Philluminati schrieb:
> I am writing a poker game which needs to work with cash. I am aware
> that there are problems with floats that make them unsuitable for
> storing money values.
The problem is not on "storing money values". It is that float doesn't
give you much guarantees how and when rounding happens.
> On top of this I may be expected to do
> operations such as £10.52 / 3. Which data type should I use instead?
> Is there an Industry standard one?
BCD probably? You then need to implement it yourself, though.
(Might be more elegant to do this in C++, then, though).
> Further to this, is anyone away of legally what the obligations would
> be when the outcome is 3.566666667? does the customer get 56 or 57p?
> Do I need to track the remaining .003333 and use it in other
> operations?
I have no idea.
> And finally, why do I see people typedef values in C and, for example,
> use size_t rather than an int?
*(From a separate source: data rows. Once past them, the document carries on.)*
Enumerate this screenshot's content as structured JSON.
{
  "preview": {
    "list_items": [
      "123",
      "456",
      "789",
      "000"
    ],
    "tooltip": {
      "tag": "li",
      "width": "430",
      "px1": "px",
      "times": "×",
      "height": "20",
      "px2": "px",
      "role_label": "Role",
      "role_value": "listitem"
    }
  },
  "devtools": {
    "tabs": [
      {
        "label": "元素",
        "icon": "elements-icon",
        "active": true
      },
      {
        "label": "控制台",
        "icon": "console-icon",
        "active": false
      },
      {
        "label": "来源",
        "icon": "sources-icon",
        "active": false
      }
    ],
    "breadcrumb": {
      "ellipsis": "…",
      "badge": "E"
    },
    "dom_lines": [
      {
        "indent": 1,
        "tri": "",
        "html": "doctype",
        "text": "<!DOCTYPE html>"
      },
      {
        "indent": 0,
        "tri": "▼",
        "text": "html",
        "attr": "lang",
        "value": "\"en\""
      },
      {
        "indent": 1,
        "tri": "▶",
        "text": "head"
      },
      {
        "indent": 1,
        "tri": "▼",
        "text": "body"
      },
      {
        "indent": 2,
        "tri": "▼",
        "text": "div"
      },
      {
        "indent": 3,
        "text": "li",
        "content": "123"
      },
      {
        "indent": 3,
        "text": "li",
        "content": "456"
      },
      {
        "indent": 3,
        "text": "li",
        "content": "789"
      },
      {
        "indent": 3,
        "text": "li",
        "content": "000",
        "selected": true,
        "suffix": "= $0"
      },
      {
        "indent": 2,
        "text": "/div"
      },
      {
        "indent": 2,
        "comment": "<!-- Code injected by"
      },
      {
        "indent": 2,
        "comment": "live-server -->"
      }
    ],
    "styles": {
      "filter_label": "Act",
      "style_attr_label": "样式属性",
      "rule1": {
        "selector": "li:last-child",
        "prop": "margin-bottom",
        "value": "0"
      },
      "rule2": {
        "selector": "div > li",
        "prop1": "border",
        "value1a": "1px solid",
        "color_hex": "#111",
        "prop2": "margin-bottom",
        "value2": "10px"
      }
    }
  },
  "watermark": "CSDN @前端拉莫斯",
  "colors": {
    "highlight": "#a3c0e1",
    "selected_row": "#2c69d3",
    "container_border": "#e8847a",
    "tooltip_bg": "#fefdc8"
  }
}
Why is the type hidden like this?
There is no type hidden anywhere. size_t *is* a type. And it's likely
not equivalent to int since size_t is unsigned.
> Surely it can lead to bugs and changing a data type later in
> development can allow bitwise and maths operations to become un-
> trustable?
You do not change the type. Rather, the type depends on the architecture
you develop on. The idea is that the same program works the same way
regardless where you compile it. For example, size_t might be 32 bit
wide on a 32 bit machine, but 64 bit wide on a 64 bit machine. size_t is
large enough to hold the size of any type (that's how it is defined).
"int" has an implementation defined size that might be 32 or 64 bit (on
my compiler, it is 32 bit on both the 32 and the 64 bit architecture,
unlike size_t)
> In my own applications I have been typdef'ing structures
> merely to remove the requirement to write "struct" everywhere and I
> see how shortening the name of unsigned long to ulng would be useful
> but I don't see it's benefit in some cases. So why do people use it?
To make the code ****table. The code I have here compiles on Linux,
Windows, AIX, Solaris and probably a couple of other platforms. The
types I use are defined such that operations generate identical output
regardless of the platform; this does not hold for "int" for example.